Aufgaben der Sprachentwicklung bei Kindern unter drei

Im Beitrag „Aufgaben der Sprachentwicklung“ aus der Reihe KiTa Fachtexte widmet sich die Elementarpädagogik-Professorin Petra Völkel den Meilensteinen beim Erlernen der Muttersprache. Sie fasst zusammen, wie ErzieherInnen die Entwicklung individuell begleiten und fördern können.

 

Eins, zwei... Drei-Wort-Sätze? Unterstützung der sprachlichen Entwicklung der unter Dreijährigen
In welchen Etappen und wie können ErzieherInnen den Spracherwerb der Kinder im Alltag unterstützen? Die Autorin Petra Völkel lehrt seit 2006 an der Evangelischen Hochschule Berlin. Die Expertin für Entwicklungspsychologie und pädagogische Beobachtung betrachtet interaktionsfreudige ErzieherInnen als Schlüssel zur optimalen Sprachförderung.

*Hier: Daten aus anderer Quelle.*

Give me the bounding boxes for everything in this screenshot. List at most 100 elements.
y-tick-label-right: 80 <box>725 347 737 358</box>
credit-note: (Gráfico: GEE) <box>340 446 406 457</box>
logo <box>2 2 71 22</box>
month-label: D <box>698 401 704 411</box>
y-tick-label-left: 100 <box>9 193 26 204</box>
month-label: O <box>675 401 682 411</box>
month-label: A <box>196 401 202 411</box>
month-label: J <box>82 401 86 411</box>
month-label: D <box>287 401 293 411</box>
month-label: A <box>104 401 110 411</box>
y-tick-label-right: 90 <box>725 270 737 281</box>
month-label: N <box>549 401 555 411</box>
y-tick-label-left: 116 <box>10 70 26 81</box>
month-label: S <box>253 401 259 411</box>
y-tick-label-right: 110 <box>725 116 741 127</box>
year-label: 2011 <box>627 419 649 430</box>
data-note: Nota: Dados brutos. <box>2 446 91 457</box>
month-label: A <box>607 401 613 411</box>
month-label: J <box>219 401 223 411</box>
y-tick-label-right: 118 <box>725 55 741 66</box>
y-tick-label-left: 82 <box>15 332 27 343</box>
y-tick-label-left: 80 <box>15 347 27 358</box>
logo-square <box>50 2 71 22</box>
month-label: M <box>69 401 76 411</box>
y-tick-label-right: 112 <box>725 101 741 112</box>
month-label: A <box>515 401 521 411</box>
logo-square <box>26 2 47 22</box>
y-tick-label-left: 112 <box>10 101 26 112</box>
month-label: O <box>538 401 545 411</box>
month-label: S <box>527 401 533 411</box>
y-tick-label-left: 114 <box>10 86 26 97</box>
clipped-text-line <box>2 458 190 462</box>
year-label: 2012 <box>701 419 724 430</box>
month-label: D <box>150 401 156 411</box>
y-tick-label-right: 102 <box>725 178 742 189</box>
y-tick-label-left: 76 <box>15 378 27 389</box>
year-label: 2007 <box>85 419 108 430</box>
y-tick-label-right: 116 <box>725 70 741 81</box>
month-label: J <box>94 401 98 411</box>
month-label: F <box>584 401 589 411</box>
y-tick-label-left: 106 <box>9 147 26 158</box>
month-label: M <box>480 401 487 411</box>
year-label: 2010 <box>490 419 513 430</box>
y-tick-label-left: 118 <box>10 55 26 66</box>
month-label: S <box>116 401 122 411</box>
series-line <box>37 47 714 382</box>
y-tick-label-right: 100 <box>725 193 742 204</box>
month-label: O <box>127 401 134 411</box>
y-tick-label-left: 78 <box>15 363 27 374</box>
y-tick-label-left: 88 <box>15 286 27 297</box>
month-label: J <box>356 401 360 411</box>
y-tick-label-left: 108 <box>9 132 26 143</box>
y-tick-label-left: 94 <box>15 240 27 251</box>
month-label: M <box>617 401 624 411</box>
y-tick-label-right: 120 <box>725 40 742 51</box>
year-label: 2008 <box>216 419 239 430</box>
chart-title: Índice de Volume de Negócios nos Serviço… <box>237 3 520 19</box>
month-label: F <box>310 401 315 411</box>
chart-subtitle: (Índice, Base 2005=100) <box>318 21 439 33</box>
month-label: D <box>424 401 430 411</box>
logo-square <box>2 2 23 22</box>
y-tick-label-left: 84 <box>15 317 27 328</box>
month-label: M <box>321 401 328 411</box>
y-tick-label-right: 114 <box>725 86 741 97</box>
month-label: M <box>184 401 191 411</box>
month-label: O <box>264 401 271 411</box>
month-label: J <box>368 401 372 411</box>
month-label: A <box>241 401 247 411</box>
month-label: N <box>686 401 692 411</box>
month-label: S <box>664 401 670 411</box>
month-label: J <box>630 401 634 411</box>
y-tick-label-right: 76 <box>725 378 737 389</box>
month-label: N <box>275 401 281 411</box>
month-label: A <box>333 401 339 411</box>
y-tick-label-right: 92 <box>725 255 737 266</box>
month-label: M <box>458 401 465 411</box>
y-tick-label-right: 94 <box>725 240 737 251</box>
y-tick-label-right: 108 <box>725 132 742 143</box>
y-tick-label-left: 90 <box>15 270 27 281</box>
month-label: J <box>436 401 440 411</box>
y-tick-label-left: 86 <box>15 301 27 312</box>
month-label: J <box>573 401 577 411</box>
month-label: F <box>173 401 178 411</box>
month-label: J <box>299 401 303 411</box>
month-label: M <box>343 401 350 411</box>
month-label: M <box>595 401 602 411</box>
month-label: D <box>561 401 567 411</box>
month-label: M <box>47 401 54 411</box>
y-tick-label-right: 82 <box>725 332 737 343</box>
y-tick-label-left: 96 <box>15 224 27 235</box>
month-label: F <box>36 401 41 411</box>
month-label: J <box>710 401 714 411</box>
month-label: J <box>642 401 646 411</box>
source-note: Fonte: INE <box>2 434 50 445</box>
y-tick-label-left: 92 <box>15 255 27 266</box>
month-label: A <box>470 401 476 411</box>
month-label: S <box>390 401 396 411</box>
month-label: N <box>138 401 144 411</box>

Ob in deutscher, türkischer oder chinesischer Sprachumgebung: Jedes Kind hat die gleichen genetischen Anlagen, um ein bis zwei Mutter- oder Vatersprachen zu lernen. Voraussetzung dafür sind empathische Personen in seiner Nähe, die auf es reagieren und mit ihm interagieren. In den ersten vier Lebensjahren lernen Kinder ihre Muttersprache, entweder im „analytischen“ oder „holistischen“ Spracherwerbs-Stil. Petra Völkel empfiehlt folgende pädagogische Unterstützung in den vier Stadien:

 

  • Laut-Bildung von drei bis acht Monaten – Tipp: Handlungen beschreiben

In dieser Phase reihen Säuglinge Silben aneinander und lallen in ihrer Umgebungssprache. Erwachsene sprechen mit den Babys intuitiv in der kindgerechten Ammen- oder Babysprache. Zudem lernt der Säugling, dass seine anfangs willkürlichen Bewegungen beim Erwachsenen als absichtliche Mitteilung verstanden werden. Krippen-ErzieherInnen können diese Phase nutzen, um während der Pflege-Situationen (Windelnwechsel) ihre Handlungen zu erklären.

 

  • Laut-Wort-Verknüpfung von ein bis zwei Jahre – Tipp: Interessen beantworten

Einjährige Kinder verstehen schon um die 50 Wörter aus ihrer Erfahrungswelt. Mit 18 Monaten steigt der passive Wortschatz auf 200, der aktive auf 50 Wörter. Der Vokabelspurt beginnt und wächst bis zum zweiten Geburtstag auf 200 aktive Wörter. Da Kinder dann auf die stützende Sprache angewiesen sind, können Fachkräfte in dieser Phase optimal unterstützen, indem sie die Interessen und Fragen der Kinder beantworten, interagieren und erklären – auf dem Spielplatz, beim Bilderbuch-Lesen.

 

  • Zwei- und Drei-Wort-Sätze von zwei bis drei Jahren

Zwischen Wortschatz und Grammatik besteht ein großer Zusammenhang. Mit 18 Monaten entdecken Kinder Regeln der Satzstellung, die sich in Sätzen mit zwei oder drei Wörtern einsetzen („Oma gehen!“ versus „gehen Oma“). Plural, Kasus, Numerus, Genus gebrauchen sie ab 18 Monaten, die sie bis zum dritten Geburtstag verfeinern und korrigieren. Zunehmend wenden die Kinder die nötigen Zeitformen an.

 

  • Kommunikation zur Verständigung bis vier Jahre – Tipp: Abläufe erklären

Mit vier Jahren verstehen sich Kinder auch komplexe Satzkonstruktionen (Konditional, Kausal, Nebensätze). Sie profitieren in der Interaktion von der lehrenden Sprache der Erwachsenen – in Form von „Fragen, Wiederholungen, Erweiterungen der kindlichen Aussagen sowie korrektiven Rückmeldungen“. In der Kita können PädagogInnen die kindlichen Handlungen oder Abläufe mit ausführlichen Erklärungen versprachlichen und begleiten (beim Anziehen, Essen-Verteilen, Basteln).

 

Angebote der individuellen Sprachentwicklung anpassen
Völkel unterscheidet kindlichen Spracherwerb in den analytischen und holistischen Stil. Die pädagogische Unterstützung sollte dem individuellen Sprachstil des Kindes entsprechen. So benötigen Kinder mit holistischer Sprachentwicklung Angebote mit wiederkehrenden Interaktionen in komplexem Kontext (Bilderbuch), während analytische Spracherwerber eher von abwechslungsreichen Dialogen profitieren.